After his meeting with a visiting Chinese trade delegation led by its Vice Premier, Mr. Liu He, Mr. Trump told reporters at the White House that 'in Kashmir, it's very dangerous'.
He referred to the possibility of a strong Indian response in the wake of the attack.
'India is looking at something very strong. And I mean, India just lost almost 50 people with an attack. So, I could understand that' he said when asked about India's right to self-defence.
On the tense situation between the two countries, Mr. Trump said the US is talking so does some other nations.

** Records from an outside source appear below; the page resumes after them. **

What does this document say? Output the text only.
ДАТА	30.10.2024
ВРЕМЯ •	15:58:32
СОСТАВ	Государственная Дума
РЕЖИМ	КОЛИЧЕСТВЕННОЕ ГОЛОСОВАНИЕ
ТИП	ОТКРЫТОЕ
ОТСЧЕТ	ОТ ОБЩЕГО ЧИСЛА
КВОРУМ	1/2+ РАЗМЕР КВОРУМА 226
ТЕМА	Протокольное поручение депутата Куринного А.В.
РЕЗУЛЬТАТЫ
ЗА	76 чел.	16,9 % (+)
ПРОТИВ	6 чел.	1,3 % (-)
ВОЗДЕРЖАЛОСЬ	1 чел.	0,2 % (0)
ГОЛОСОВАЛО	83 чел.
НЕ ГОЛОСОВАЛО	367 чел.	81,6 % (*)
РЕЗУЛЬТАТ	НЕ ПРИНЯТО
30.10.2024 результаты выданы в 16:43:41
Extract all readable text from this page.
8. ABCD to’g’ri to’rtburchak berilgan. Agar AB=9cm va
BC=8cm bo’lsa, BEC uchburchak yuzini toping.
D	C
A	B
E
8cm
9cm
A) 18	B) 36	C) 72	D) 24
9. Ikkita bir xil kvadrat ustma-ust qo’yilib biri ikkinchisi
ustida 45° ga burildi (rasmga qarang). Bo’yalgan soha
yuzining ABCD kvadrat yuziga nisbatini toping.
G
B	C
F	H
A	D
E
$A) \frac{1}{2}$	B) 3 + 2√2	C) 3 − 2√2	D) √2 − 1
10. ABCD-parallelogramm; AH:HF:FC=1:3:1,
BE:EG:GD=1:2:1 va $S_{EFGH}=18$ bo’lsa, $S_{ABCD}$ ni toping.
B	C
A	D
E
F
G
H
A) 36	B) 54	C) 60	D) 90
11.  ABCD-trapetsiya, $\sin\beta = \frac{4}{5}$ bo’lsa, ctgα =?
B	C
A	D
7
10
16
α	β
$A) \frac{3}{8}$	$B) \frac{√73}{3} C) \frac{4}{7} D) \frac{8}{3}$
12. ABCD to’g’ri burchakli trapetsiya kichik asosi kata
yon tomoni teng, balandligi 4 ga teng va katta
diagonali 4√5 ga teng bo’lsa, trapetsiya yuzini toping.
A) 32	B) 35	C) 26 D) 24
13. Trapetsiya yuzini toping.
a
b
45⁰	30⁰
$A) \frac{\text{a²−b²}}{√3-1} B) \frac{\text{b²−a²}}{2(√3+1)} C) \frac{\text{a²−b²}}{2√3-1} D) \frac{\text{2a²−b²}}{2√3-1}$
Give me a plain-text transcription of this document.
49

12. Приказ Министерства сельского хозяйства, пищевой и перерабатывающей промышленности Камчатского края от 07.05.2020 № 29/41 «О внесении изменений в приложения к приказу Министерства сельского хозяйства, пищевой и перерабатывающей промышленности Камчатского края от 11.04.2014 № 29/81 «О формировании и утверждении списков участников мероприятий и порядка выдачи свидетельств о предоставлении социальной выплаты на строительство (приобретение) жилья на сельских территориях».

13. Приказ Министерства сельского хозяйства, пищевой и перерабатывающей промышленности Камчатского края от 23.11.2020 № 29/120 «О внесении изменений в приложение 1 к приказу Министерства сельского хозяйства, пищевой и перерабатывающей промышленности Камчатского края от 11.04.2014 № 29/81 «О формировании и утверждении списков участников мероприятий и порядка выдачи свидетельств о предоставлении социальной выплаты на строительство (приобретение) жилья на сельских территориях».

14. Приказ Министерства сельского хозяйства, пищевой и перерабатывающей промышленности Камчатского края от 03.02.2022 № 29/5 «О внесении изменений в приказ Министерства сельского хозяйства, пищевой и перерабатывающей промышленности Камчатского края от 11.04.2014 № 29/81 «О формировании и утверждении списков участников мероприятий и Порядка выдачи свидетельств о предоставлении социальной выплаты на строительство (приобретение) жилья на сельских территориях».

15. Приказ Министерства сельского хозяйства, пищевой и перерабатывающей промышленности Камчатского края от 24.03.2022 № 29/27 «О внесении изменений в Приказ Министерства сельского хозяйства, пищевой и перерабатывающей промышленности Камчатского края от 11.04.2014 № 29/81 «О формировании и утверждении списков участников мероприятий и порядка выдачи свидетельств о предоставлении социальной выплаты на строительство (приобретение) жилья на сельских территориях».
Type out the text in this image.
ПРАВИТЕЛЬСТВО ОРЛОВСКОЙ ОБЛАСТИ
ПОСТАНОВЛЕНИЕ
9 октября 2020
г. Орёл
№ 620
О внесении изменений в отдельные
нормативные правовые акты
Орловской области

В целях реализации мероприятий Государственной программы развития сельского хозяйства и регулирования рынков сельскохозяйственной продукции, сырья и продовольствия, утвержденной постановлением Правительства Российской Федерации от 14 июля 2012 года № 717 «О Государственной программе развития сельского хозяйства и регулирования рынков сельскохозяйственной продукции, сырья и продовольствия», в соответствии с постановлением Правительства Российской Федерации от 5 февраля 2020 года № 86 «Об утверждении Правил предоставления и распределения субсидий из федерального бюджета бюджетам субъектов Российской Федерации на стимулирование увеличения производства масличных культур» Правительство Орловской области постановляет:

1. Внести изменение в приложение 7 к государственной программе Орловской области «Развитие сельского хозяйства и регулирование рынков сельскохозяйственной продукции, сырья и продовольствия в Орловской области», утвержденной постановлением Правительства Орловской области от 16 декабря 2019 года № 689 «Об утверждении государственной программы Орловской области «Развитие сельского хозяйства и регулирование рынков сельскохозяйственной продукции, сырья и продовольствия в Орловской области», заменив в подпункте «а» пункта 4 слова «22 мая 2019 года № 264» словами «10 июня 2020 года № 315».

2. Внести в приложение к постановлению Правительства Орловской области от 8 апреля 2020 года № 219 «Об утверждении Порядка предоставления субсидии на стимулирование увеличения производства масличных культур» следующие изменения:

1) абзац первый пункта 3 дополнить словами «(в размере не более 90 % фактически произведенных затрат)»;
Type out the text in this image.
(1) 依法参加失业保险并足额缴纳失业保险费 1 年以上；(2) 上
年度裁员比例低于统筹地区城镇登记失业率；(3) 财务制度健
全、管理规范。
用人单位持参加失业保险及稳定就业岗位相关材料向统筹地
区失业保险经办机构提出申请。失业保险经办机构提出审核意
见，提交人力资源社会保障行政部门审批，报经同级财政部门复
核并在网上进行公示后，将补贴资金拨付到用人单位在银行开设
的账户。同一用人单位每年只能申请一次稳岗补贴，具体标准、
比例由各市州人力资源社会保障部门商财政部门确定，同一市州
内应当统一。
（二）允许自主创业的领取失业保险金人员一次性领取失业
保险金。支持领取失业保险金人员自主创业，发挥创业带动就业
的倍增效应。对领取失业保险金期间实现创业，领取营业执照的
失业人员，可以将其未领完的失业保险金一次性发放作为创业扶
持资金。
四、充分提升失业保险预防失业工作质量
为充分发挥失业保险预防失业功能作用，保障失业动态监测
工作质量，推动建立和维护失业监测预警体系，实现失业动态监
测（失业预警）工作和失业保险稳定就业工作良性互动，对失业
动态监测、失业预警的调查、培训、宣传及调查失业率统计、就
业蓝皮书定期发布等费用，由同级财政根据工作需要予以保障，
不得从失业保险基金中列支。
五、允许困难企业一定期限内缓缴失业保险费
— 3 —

'We are talking and a lot of people are talking. But, it is a very, very delicate balance going on right now. There's a lot of problems between India and Pakistan because of what just happened,' he said.
'It's a terrible thing going on right now.... it is a very, very bad situation and it's a very dangerous situation. We would like to see it stopped. A lot of people were just killed and we want to see it stopped,' Mr. Trump said.
He claimed his administration has developed a much better relationship with Pakistan, even after he stopped 1.3 billion dollars in financial aid to Islamabad.
'I stopped Pakistan, the 1.3 billion dollars that we were paying them. In the meantime, we may set up some meetings with Pakistan. Pakistan was taking very strong advantage of the United States under other presidents and we were paying Pakistan 1.3 billion a year. I ended that payment to Pakistan because they weren't helping us in a way that they should have. And honestly, we've developed a much better relationship with Pakistan over the last short period of time than we had," Trump said.
In the wake of the Pulwama attack, US National Security Adviser John Bolton told his Indian counterpart Ajit Doval last week that America supports India's right to self-defence as both sides vowed to work together to ensure that Pakistan ceases to be a safe haven for JeM and other terror groups.
India has asked Pakistan to take immediate and verifiable action against terrorists and terror groups operating from territories under its control.
New Delhi also announced the withdrawal of the Most Favoured Nation status for Pakistan and hiked the customs duty by 200 per cent.